I sent mail to my server but nothing arrives

  1. MX record correct? dig +short MX example.com must return your server's hostname.
  2. Port 25 open? Some cloud providers block outbound and inbound 25 by default. telnet your.server.ip 25 from another machine.
  3. Look at Logs → Postfix for the recipient. If you don't even see a connection attempt, it's a DNS or firewall issue.

My outgoing mail goes to spam

  1. DKIM signing? Send to [email protected] — it replies with a full DKIM/SPF/DMARC report.
  2. PTR (reverse DNS)? Must match your hostname. Set in your hosting provider's console.
  3. IP reputation? Check on mxtoolbox.com/blacklists.aspx.

I can't log into the dashboard

  • Forgotten password — see §5 for the .env reset.
  • 403 Forbidden — the Security tab → Admin IP restrictions list doesn't include your IP. SSH in and edit /etc/backendside-mailpanel/admin_allowed_ips.txt (one IP/CIDR per line) or empty the file to disable the restriction, then restart the service.

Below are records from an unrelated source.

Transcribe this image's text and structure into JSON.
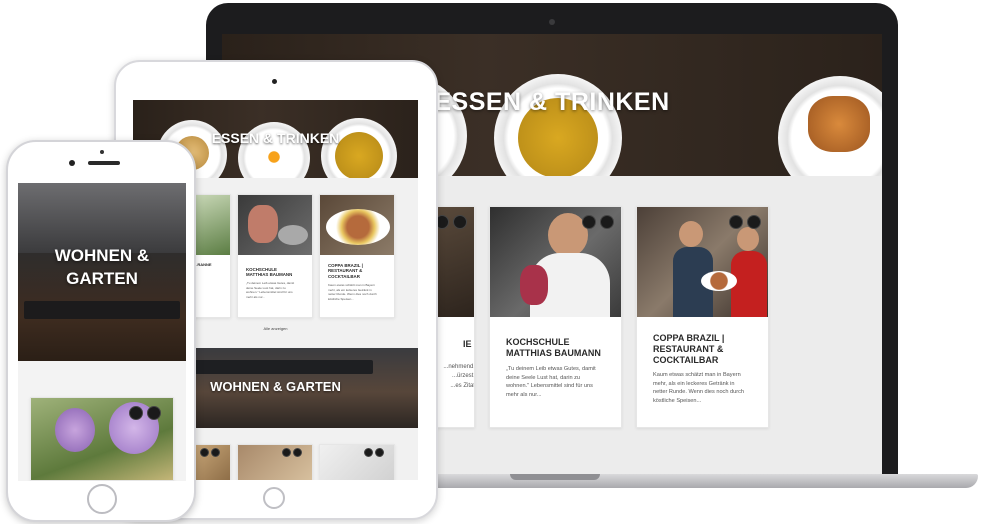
{
  "laptop": {
    "hero_title": "ESSEN & TRINKEN",
    "cards": [
      {
        "title_line1": "",
        "title_line2": "IE",
        "text": [
          "...nehmend,",
          "...ürzest,",
          "...es Zitat"
        ]
      },
      {
        "title_line1": "KOCHSCHULE",
        "title_line2": "MATTHIAS BAUMANN",
        "text": [
          "„Tu deinem Leib etwas Gutes, damit",
          "deine Seele Lust hat, darin zu",
          "wohnen.\" Lebensmittel sind für uns",
          "mehr als nur..."
        ]
      },
      {
        "title_line1": "COPPA BRAZIL |",
        "title_line2": "RESTAURANT &",
        "title_line3": "COCKTAILBAR",
        "text": [
          "Kaum etwas schätzt man in Bayern",
          "mehr, als ein leckeres Getränk in",
          "netter Runde. Wenn dies noch durch",
          "köstliche Speisen..."
        ]
      }
    ]
  },
  "tablet": {
    "hero_title": "ESSEN & TRINKEN",
    "cards": [
      {
        "title_line1": "...RANNE",
        "text": [
          "...",
          "..."
        ]
      },
      {
        "title_line1": "KOCHSCHULE",
        "title_line2": "MATTHIAS BAUMANN",
        "text": [
          "„Tu deinem Leib etwas Gutes, damit",
          "deine Seele Lust hat, darin zu",
          "wohnen.\" Lebensmittel sind für uns",
          "mehr als nur..."
        ]
      },
      {
        "title_line1": "COPPA BRAZIL |",
        "title_line2": "RESTAURANT &",
        "title_line3": "COCKTAILBAR",
        "text": [
          "Kaum etwas schätzt man in Bayern",
          "mehr, als ein leckeres Getränk in",
          "netter Runde. Wenn dies noch durch",
          "köstliche Speisen..."
        ]
      }
    ],
    "show_all_link": "Alle anzeigen",
    "section2_title": "WOHNEN & GARTEN"
  },
  "phone": {
    "hero_title_line1": "WOHNEN &",
    "hero_title_line2": "GARTEN"
  },
  "colors": {
    "hero_dark": "#2e241c",
    "device_black": "#1c1c1e",
    "card_title": "#2a2a2a",
    "body_text": "#555555"
  }
}
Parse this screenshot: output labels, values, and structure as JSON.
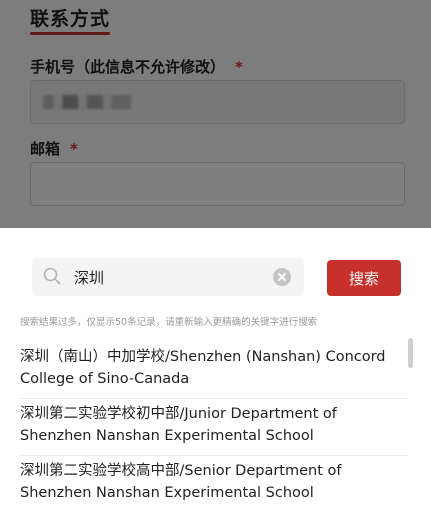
{
  "form": {
    "section_title": "联系方式",
    "phone_label": "手机号（此信息不允许修改）",
    "email_label": "邮箱",
    "required_mark": "*",
    "email_value": ""
  },
  "search": {
    "query": "深圳",
    "button_label": "搜索",
    "hint": "搜索结果过多，仅显示50条记录，请重新输入更精确的关键字进行搜索"
  },
  "results": [
    "深圳（南山）中加学校/Shenzhen (Nanshan) Concord College of Sino-Canada",
    "深圳第二实验学校初中部/Junior Department of Shenzhen Nanshan Experimental School",
    "深圳第二实验学校高中部/Senior Department of Shenzhen Nanshan Experimental School"
  ],
  "colors": {
    "accent": "#c8302c",
    "required": "#d32f2f"
  }
}
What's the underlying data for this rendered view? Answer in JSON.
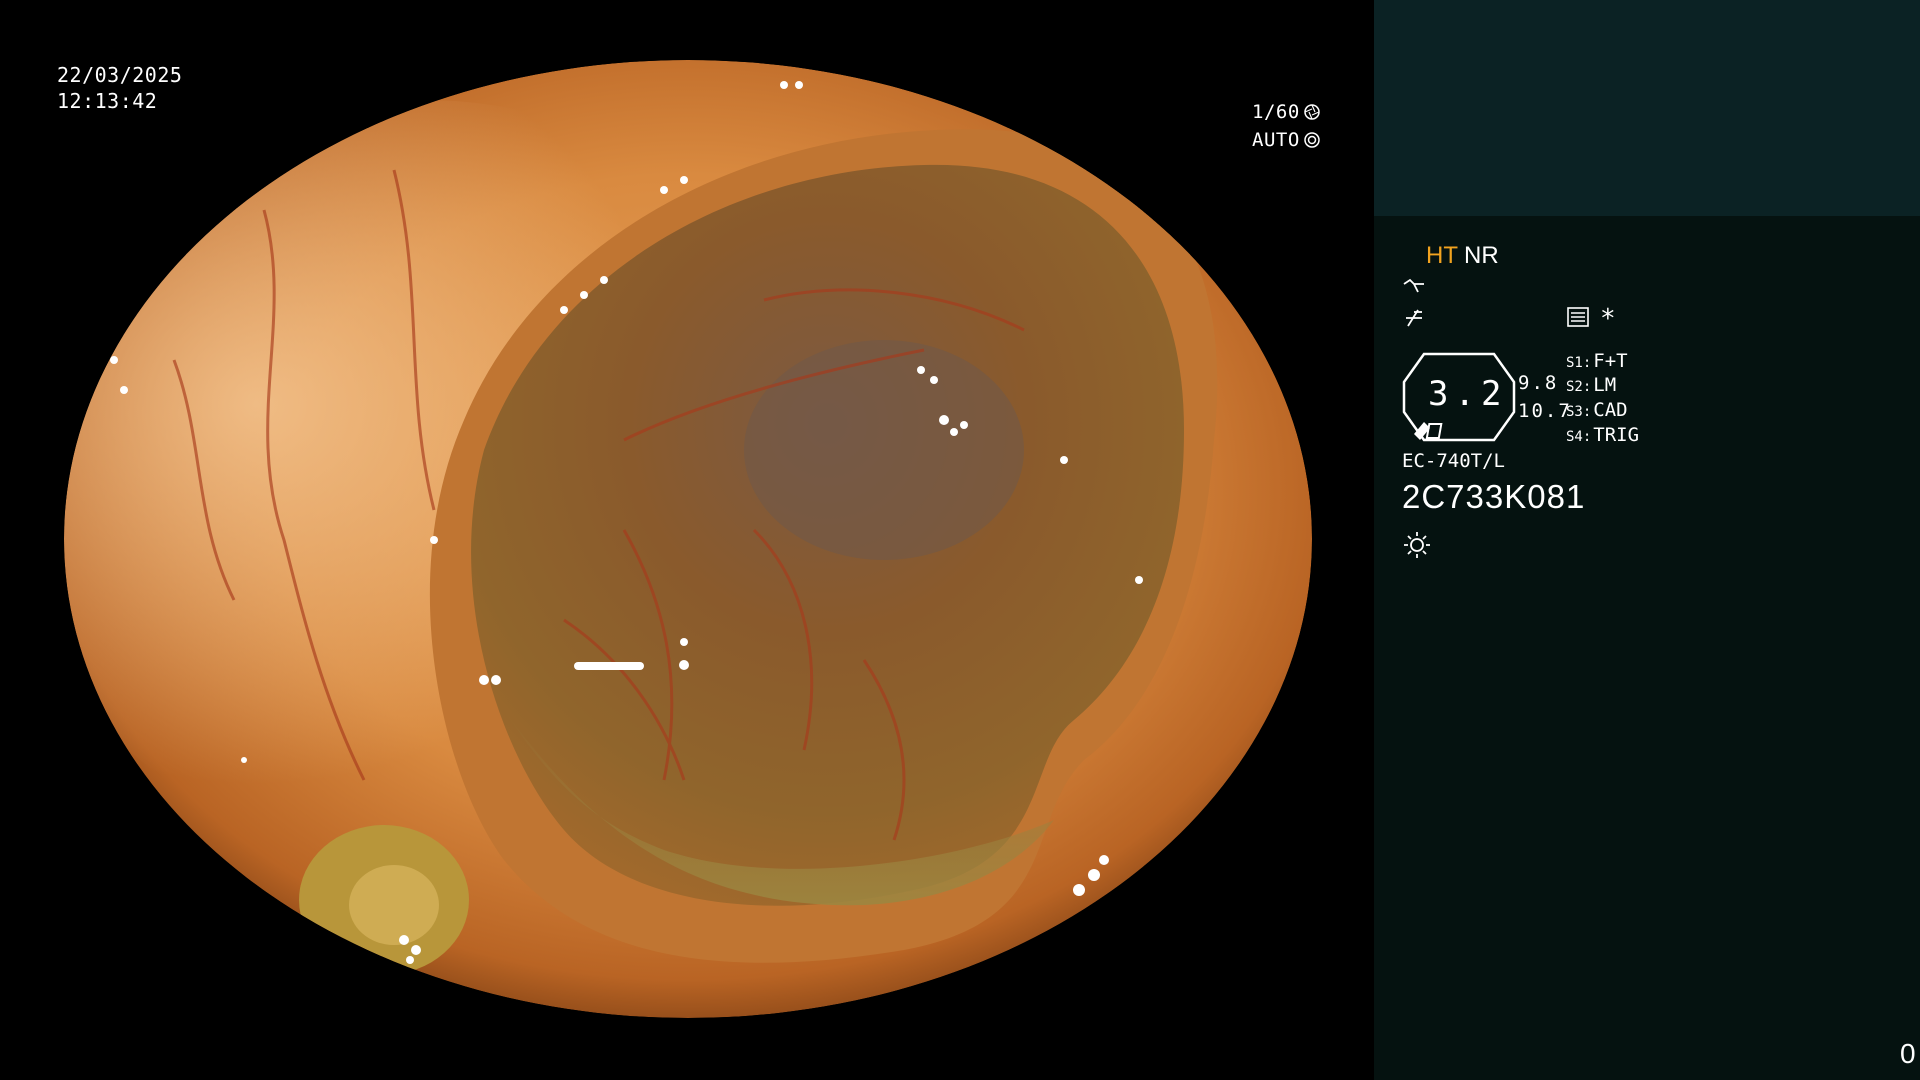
{
  "image": {
    "datetime": {
      "date": "22/03/2025",
      "time": "12:13:42"
    },
    "shutter": "1/60",
    "shutter_icon": "aperture-icon",
    "exposure": "AUTO",
    "exposure_icon": "iris-icon"
  },
  "panel": {
    "mode_ht": "HT",
    "mode_nr": "NR",
    "icons": [
      "scope-tip-icon",
      "enhancement-icon",
      "menu-list-icon",
      "light-icon"
    ],
    "star": "*",
    "zoom": "3.2",
    "value_1": "9.8",
    "value_2": "10.7",
    "switches": [
      {
        "key": "S1:",
        "value": "F+T"
      },
      {
        "key": "S2:",
        "value": "LM"
      },
      {
        "key": "S3:",
        "value": "CAD"
      },
      {
        "key": "S4:",
        "value": "TRIG"
      }
    ],
    "model": "EC-740T/L",
    "serial": "2C733K081",
    "counter": "0"
  },
  "colors": {
    "ht_accent": "#f2a31f",
    "panel_top": "#0b2224",
    "panel_body": "#051210",
    "mucosa": "#d98a40"
  }
}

TLS certificate issue failed

  • Port 80 must be open to the public for Let's Encrypt's HTTP challenge.
  • A record for the hostname must already point at this server.
  • Try again after a few minutes — Let's Encrypt rate-limits failures.

Mailbox quota full

Edit the mailbox → Limits tab → bump the quota → Save. The user sees the new quota on their next IMAP login.